Not Unbeatable

image_gone Dec 1, 2012; Atlanta, GA, USA; Alabama Crimson Tide head coach Nick Saban and running back Eddie Lacy (42) celebrate winning the 2012 SEC Championship game against the Georgia Bulldogs at the Georgia Dome. Alabama won 32-28. Mandatory Credit: Daniel Shirey-USA TODAY Sports

An important but rarely spoken factor involving sports is belief. We’ve all heard the clichés – everybody puts their pants on one leg at a time. And while rationally it is true, how much of a difference does it make when the helmets are strapped on? I remember repeating the pants cliché to myself as I lined up at football practice against a linebacker who would eventually become all-state.  I told myself we were equals again and again. As to whether or not his pants were any different than mine, I couldn’t say, as every play my face was in the dirt while he took turns chasing our quarterback or running back in the backfield.

Belief is important, and regardless of what the pundits say about Notre Dame’s chances, I have no doubt Notre Dame’s players will take the field against Alabama believing and expecting they can win. However, the points levied by pundits cannot be ignored: talent matters, and Alabama has lots of it. You don’t post a 34-5 record since 2010 or appear in your third national championship in four years without an abundance of skill. But is Alabama’s talent so superior that Notre Dame’s loss is a foregone conclusion?

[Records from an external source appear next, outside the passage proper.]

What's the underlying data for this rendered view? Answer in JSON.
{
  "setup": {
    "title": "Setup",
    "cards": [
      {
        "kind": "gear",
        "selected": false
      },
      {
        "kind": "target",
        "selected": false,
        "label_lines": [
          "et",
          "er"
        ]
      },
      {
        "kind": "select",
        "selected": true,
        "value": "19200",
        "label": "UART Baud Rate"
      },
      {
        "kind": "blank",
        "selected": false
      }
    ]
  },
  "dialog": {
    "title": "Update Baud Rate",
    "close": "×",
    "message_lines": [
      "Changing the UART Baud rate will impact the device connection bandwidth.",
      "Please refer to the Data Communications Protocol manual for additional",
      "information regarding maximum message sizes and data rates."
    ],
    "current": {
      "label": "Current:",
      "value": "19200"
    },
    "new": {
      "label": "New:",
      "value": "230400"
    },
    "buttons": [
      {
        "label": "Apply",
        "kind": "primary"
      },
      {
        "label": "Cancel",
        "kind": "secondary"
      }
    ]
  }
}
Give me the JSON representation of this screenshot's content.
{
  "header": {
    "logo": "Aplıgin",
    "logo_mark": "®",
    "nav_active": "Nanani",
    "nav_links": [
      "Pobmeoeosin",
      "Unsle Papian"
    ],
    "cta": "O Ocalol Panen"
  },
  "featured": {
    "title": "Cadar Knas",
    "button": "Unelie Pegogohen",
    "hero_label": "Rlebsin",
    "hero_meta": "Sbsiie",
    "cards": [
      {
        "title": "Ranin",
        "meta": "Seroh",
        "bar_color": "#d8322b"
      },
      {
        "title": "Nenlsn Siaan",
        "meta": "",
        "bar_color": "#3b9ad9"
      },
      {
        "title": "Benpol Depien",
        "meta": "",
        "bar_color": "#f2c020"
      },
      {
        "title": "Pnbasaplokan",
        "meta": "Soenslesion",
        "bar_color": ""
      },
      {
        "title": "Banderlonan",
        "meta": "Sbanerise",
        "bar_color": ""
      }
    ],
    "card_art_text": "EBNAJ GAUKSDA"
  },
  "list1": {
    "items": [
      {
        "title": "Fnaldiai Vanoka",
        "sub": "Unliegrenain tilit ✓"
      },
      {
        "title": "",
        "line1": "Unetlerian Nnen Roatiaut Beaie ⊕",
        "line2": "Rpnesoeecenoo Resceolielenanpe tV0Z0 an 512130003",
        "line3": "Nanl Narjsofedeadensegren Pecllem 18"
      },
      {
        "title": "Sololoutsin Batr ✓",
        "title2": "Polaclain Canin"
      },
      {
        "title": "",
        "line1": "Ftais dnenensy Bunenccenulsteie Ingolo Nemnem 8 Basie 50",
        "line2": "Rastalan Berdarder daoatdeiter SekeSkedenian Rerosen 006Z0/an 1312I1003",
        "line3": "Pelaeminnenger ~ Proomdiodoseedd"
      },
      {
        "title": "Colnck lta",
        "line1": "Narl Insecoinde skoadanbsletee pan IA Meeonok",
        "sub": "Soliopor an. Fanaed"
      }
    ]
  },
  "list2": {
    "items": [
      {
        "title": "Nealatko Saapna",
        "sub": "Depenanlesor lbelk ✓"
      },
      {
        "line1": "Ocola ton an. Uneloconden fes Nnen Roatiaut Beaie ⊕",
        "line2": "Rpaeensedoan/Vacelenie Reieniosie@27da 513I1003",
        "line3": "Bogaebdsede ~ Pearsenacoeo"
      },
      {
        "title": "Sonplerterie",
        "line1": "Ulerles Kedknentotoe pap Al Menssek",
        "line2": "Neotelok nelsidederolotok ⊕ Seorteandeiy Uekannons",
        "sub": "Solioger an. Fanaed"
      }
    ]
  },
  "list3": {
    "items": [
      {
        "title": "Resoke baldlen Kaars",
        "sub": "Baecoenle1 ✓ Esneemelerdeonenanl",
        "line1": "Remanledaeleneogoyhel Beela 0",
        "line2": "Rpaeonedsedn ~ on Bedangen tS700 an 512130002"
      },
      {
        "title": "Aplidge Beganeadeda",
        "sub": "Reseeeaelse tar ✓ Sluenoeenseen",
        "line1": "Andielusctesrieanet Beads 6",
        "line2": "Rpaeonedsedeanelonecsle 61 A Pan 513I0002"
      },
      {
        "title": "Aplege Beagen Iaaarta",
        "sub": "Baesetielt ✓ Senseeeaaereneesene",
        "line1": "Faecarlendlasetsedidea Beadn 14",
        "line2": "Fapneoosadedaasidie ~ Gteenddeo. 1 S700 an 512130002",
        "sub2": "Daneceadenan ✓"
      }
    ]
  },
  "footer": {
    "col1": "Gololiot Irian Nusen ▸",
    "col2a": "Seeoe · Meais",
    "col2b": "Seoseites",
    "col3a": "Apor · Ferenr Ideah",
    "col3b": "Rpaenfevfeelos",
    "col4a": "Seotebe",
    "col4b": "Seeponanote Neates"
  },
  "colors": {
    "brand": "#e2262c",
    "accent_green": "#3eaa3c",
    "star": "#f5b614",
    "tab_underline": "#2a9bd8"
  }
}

One way to answer this question is to compare both teams’ starting lineups based on their recruiting rankings out of high school. Such a comparison definitely has its faults. Recruiting rankings are the definition of subjective, and every recruiting website is a bit different. And often times the rankings are far off the mark. Notre Dame tight end Tyler Eifert is a perfect example. Eifert, fresh off being named the best tight end in the nation, was only a Rivals 3-star out of high school. The comparison may not give a complete picture, but it at least offers one, however incomplete.

Examining both offenses, the talent gap is not as gaping as many have suggested. ESPN has been focusing on the rushing attack of the Crimson Tide headed by Eddie Lacy and T.J. Yeldon, and rightfully so – they embarrassed Georgia in the SEC Championship game by putting 350 yards on the ground. T.J. Yeldon was a Rivals 5-star, and Lacy a 4-star. How does that compare to the Fighting Irish’s rushing attack? It turns out it’s nearly a draw, though slightly favorable to Alabama. Theo Riddick was a Rivals 4-star, but Cierre Wood’s status is a tad murkier. Wood started his senior year of high school as a Rivals 5-star but was downgraded to a 4-star at the end of the recruiting cycle, a fact that angered ND fans at the time. But the fact remains: ND’s running backs were as heralded, or close, coming out of high school.

A similar story emerges when comparing offensive lines. Since Notre Dame became paired with Alabama on January 7th, one of the major stories has been whether or not the Irish could handle Alabama’s offensive line, particularly the Tide’s center, Barrett Jones. Alabama’s offensive line is mixed, boasting two Rivals 5-stars in its offensive tackles Cyrus Kouandjio and D.J. Fluker, but also a pair of 3-stars in its guards, Chance Warmack and Anthony Steen. Notre Dame’s offensive line is more balanced, boasting all Rivals 4-stars except Mike Golic, a Rivals 3-star.  What’s the overall verdict? Alabama’s starting lineup has an average star rating of 4.0 compared to Notre Dame’s 3.8. The difference is so negligible that a comparison of defensive line talent is even more noteworthy.

Alabama’s defensive line is as follows: Ed Stinson (4-star), Damion Square (3-star), and Jesse Williams (4-star). This is where the biggest disparity resides. Notre Dame’s starting front is strongly ahead of Alabama’s, with Stephon Tuitt (5-star), Louis Nix (4-star) and Kapron Lewis-Moore (4-star). The average star rating for Notre Dame’s defensive line is 4.3 compared to Alabama’s 3.7.

If games are won in the trenches, Notre Dame actually owns the advantage. Adding the average star ratings of both offensive and defensive lines, the Fighting Irish hold four-tenths of a point advantage over the Crimson Tide. In fact, the ratings between both teams are very similar at a number of different positions, including linebacker, where both teams own a 4.25 average star rating.

When the numbers are crunched, the talent gap being announced by national pundits is closer to myth than reality. These findings are not meant to downplay the skill or success of the Crimson Tide over the course of the past few years – it’s merely meant to show that when the Fighting Irish line up across from Alabama on January 7th, they won’t have to repeat clichés about pants the way I once did.